Trauma lives in the body and how we process trauma can affect the way we look, think, and feel. Survivors of toxic relationships report that during the relationship, they may have experienced unwanted appearance changes to their face, hair, skin, weight, that seemed to dissipate once they began healing some of the emotional trauma they experienced. They may have also experienced PTSD and intrusive thoughts, memories, flashbacks, and nightmares. Processing your relationship through therapies like EMDR and DBT can help for self-soothing and healing and lower cortisol levels as well.  If you find yourself overwhelmed by trauma, EMDR doesn’t require as much talking about the trauma as it does actually processing the trauma by bypassing the amygdala through rapid, alternating eye movements, and instilling healthier beliefs. DBT teaches emotional regulation and self-soothing skills that can help you during times of acute stress or reliving the traumatic event.

Maintain a mindful lifestyle that incorporates yoga and meditation.

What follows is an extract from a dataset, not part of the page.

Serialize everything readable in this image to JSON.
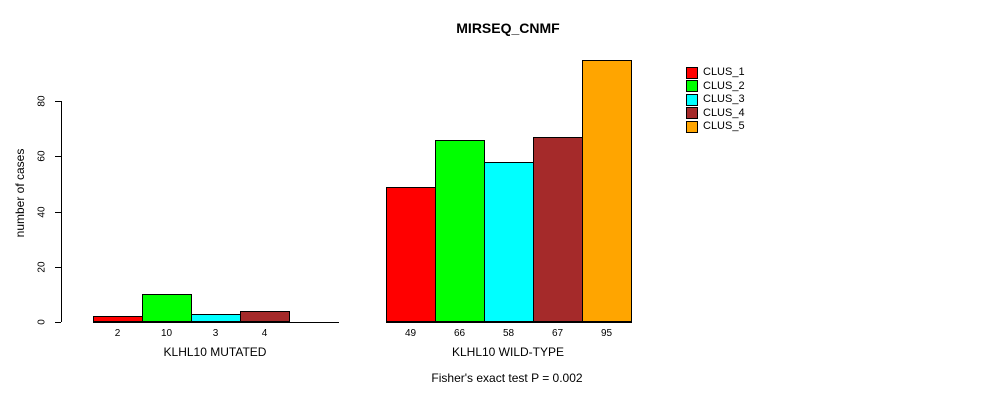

Have a “mindful” makeover of your mindset. Daily meditation and yoga are evidence-based, supplementary practices that can be added to any healing journey. Meditation and mindfulness along with grounding techniques can help enhance executive functioning which includes decision-making, planning, focus, and emotional regulation, all of which are often affected negatively by the trauma of a toxic relationship. If done on a daily basis, studies reveal it can even begin to heal parts of the brain most affected by trauma such as the prefrontal cortex, the amygdala, and the hippocampus. Yoga can also help decrease PTSD symptoms and give you a sense of mastery over your own body and a greater appreciation of what your body can do, which may help battle the effects of body dysmorphia or body image issues. Many survivors have experienced positive effects of both, sharing that they have felt calmer, more peaceful, and able to tackle their goals and dreams with more ease when incorporating these methods.

Channel your experiences into success.

A physical and mental glow-up are lovely, and so is a financial glow-up! Give yourself the “Elle Woods” treatment and replace the dopamine rush of your hot-and-cold relationship with motivation toward your career and financial goals instead. In a toxic relationship, people often lose their sense of self and identity. If you still have distress or anger regarding what you experienced in the relationship, harness those emotions into determination to set goals and chase after your dreams, the ones you may have had before the relationship or could have been inspired to go toward afterwards – whether it be going back to school, refocusing on your career, building thriving social networks, use this time of independence to do what you love and cultivate your gifts and talents to help yourself and the world around you. Remember, success and leveling up are the best and most productive “revenge” there is! Go forth and prosper. You deserve it.